На следующий день Роман Авдеевич как бы невзначай осведомился у заведующего отделом науки,— был такой, поскольку надо было, чтобы кто то ведал наукой — как там дела у Сургучева. Оказалось, что академик не посчитался с фактом избиения его и продолжает выступать в прежнем духе.
Когда Роман Авдеевич увидел его во сне, академик чего-то бормотал. На следующий день он приснился опять и сказал уже явственно: "Лопнет чашка терпения!" Смысл был неясен, но неприятен.
С этого времени начался новый период жизни Романа Авдеевича, период трагических противоречий. Движение наверх требовало поступков, новаторских, заметных, на которые могли обратить внимание. Например, хотелось запретить итальянский фильм, не пускать его в прокат. По всей стране он шел, а в нашем городе чтобы не давать. И концерты рокеров. Шум, крик — почему? В Москву напишут. Из Москвы позвонят, спросят, в чем дело? А в том, что мы блюдем. Идеологию блюдем и не допустим. У вас в Москве иностранцы, дипломаты, вам деваться некуда, а мы чистоту держим, здоровье идеологическое сохраняем. Ну, конечно, докладывают наверх — вот, мол, что позволяет себе. А там на это вполне благоприятно замечают — молодец, твердый мужик, линию хранит, ничего не боится. И, явственно представив себе все это, Роман Авдеевич не мог удержаться — запрещал.
Бояться ему было нечего, устройство нашего механизма он изучил: чем правее, тем вернее; запрещай — не ошибешься; тот отвечает, кто разрешает,— всё это были азбучные истины. Мучило другое: всякий раз, принимая решение, он прикидывал, во что оно может обойтись, теперь-то цена была известна. Но ведь иначе не выкарабкаешься. Чтобы приблизиться, надо что-то совершить. А уменьшаясь в росте, можно дойти до того, что нельзя будет его взять туда, наверх, на самый верх,— неприлично станет, потому что есть предел. Правда, там, на самом верху, там пределов нет, там и совершать такого, чтобы уменьшало, не обязательно, там можно, наоборот, разрешить себе и ослабить, страху поубавить.

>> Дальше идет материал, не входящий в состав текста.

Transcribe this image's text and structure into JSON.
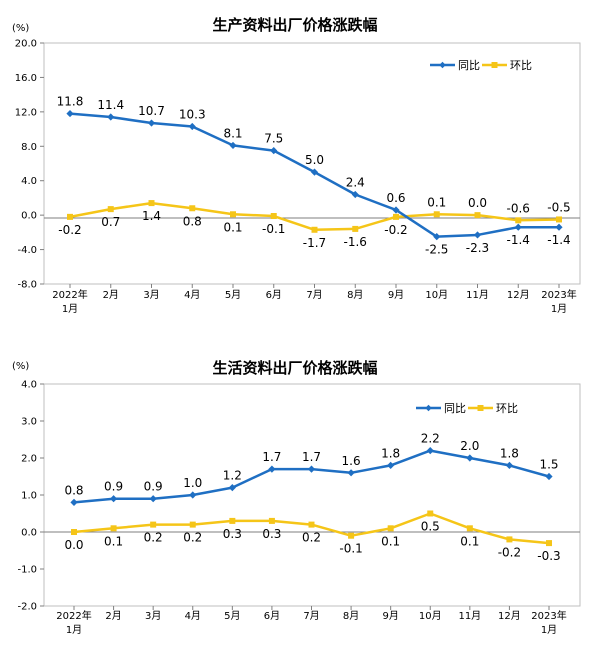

В понятии "самый верх" не было ничего отвлеченного. Роман Авдеевич имел на сей пост образ зримый, до малейших подробностей. Полыхали знамена, медно гремели духовые оркестры, и он, Роман Авдеевич, в цепочке нескольких человек поднимался по гранитным ступенькам на трибуну Мавзолея — на самую верхнюю трибуну страны — и занимал предназначенное ему место в коротком ряду людей, расположенных по обе стороны от Хозяина. Лицо каждого, здесь стоящего, было известно стране, их портреты плыли, колыхались над колоннами демонстрантов. Все глаза были устремлены наверх, к ним поднимали детей, чтобы те видели. И он, Роман Авдеевич, приветственно поднимает руку, отвечая их радости. И тогда внизу по площади перекатывается мощное "ура-а!", по всем прилегающим улицам, по всей стране. На боковых крыльях уступами стоят десятки, сотни избранных, и они тоже поглядывают не столько на идущих по площади, сколько наверх, на посвященных.
В праздники, с утра, он должен был выстаивать на нашей городской дощатой крашеной трибуне. Столицу он мог увидеть только по телевизору вечером. Вперялся, не отрываясь, ревнивым взглядом отмечая, кто где стоит, кто как выглядит, кто с кем перекинулся, и так вглядывался, что начинал различать там себя: он стоял среди них, тоже в шляпе, третьим от Хозяина, росточком всего чуть пониже других. На вершине, на такой высоте, что личный рост не имел значения. То был апофеоз, сладостный финал, ради которого стоило терпеть! Финиш, победа!